As for US stocks, at first they seemed to want to stabilize. For a little bit it looked like they actually might be able to shrug off the European news. But then the news that the Chinese military was rolling into Hong Kong, combined with the worsening European rout, overwhelmed the buyers.
But once Europe closed and the Hong Kong press conference occurred without incident, the market quickly ripped higher.
I said it yesterday, and I will repeat it today – there will be a time to get bearish again, but this is not it.
We are down a long way from this summer’s euphoria. At yesterday’s panic lows we were down over 100 S&P 500 handles from the top.
The technicians will all tell you how we broke all sorts of support and that things look bleak. These are the same technicians telling you a month ago that the market was hitting new highs and it was clear sailing since there was no resistance to be seen for miles.
Over the long run I think that the market is extremely scary and is set up to deliver negative long term returns. But the trader in me says that this is not the time to press bets on the short side.
For a little while yesterday it seemed my optimism (or maybe lack of pessimism is a better way to describe it) was misplaced. It certainly seemed quite scary in the morning. But into the hole I saw an extreme amount of bearishness. All of sudden my twitter stream was filled with forecasts that “we have to touch the 200 day moving average” and “no support for another 50 points” crap. These were the same guys who were previously buying every dip.
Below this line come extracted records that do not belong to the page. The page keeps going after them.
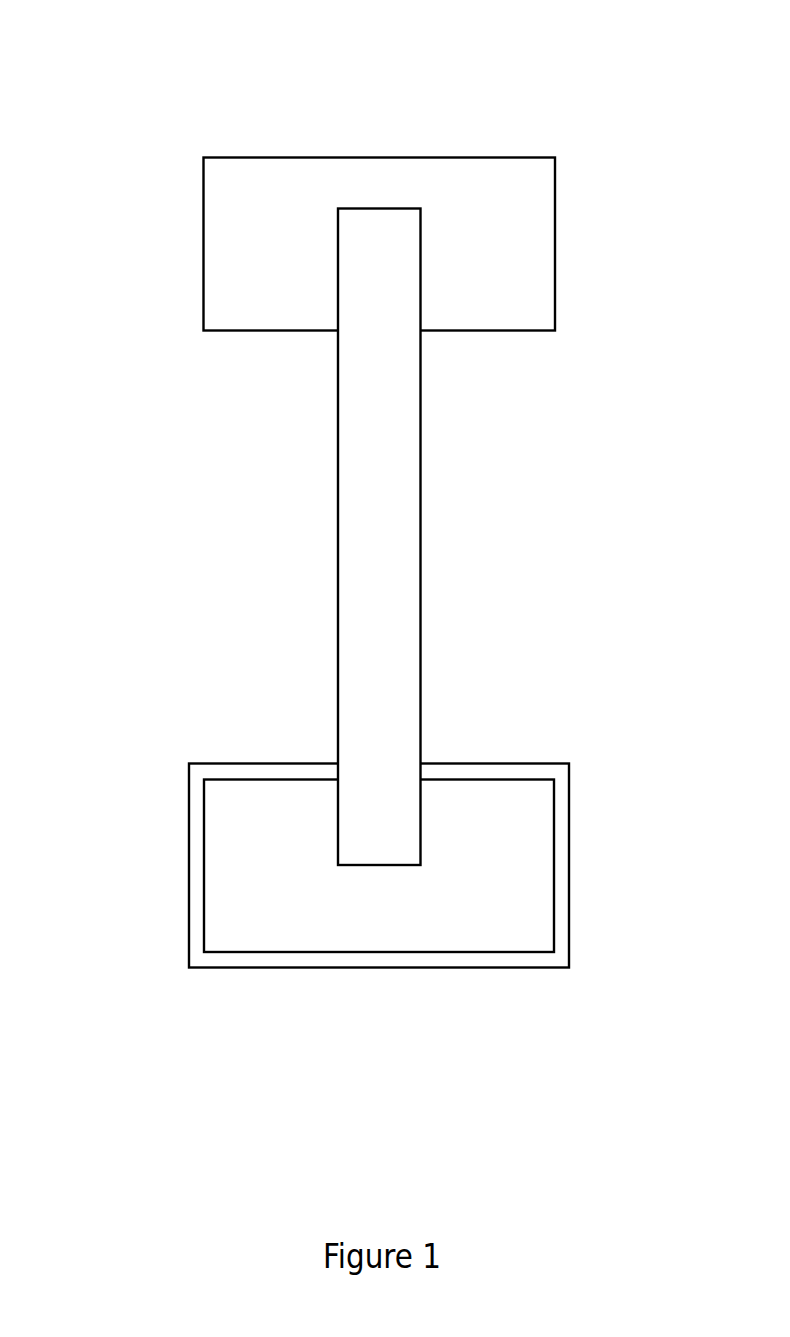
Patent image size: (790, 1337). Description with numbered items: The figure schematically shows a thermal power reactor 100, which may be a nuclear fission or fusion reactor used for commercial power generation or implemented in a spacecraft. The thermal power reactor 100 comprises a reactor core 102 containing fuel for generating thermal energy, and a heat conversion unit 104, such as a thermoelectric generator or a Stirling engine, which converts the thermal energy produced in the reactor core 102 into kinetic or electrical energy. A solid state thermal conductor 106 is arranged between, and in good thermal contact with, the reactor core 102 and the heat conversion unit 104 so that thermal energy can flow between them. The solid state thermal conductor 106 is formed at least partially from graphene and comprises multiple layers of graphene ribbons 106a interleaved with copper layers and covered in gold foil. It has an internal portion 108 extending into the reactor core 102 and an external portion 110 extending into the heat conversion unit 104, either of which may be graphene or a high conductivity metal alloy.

The thermal power reactor 100 is at (150, 87).
The reactor core 102 is at (482, 176).
The heat conversion unit 104 is at (482, 922).
The solid state thermal conductor 106 is at (372, 497).
The layers of graphene ribbons 106a is at (250, 957).
The internal portion 108 is at (384, 252).
The external portion 110 is at (374, 827).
It is unemployment day and I want to spend some time getting ready for the number, so I am going to call it a day, but don’t forget – don’t get too bearish down here!
A quick update before I sign off. GoPro was pummelled yesterday as the founders donated some of their holdings to charity and the lockup on that stock was lifted. I got lucky with my purchase of the puts the previous day. And I got even more lucky by my decision to cover all of my position in the low 80s. A that point the stock was down $10 on the day and given that there is no guarantee that this donated stock is going to be sold anytime soon, I thought the borrow might still stay tight. I still hate it, and I have not made money in the name by any means, but I thought I shouldn’t look a gift horse in the mouth. Shorting this high flying name was probably a terrible idea to start with, so I am going to just slink off to the sidelines for a bit – happy that it could have been a lot worse.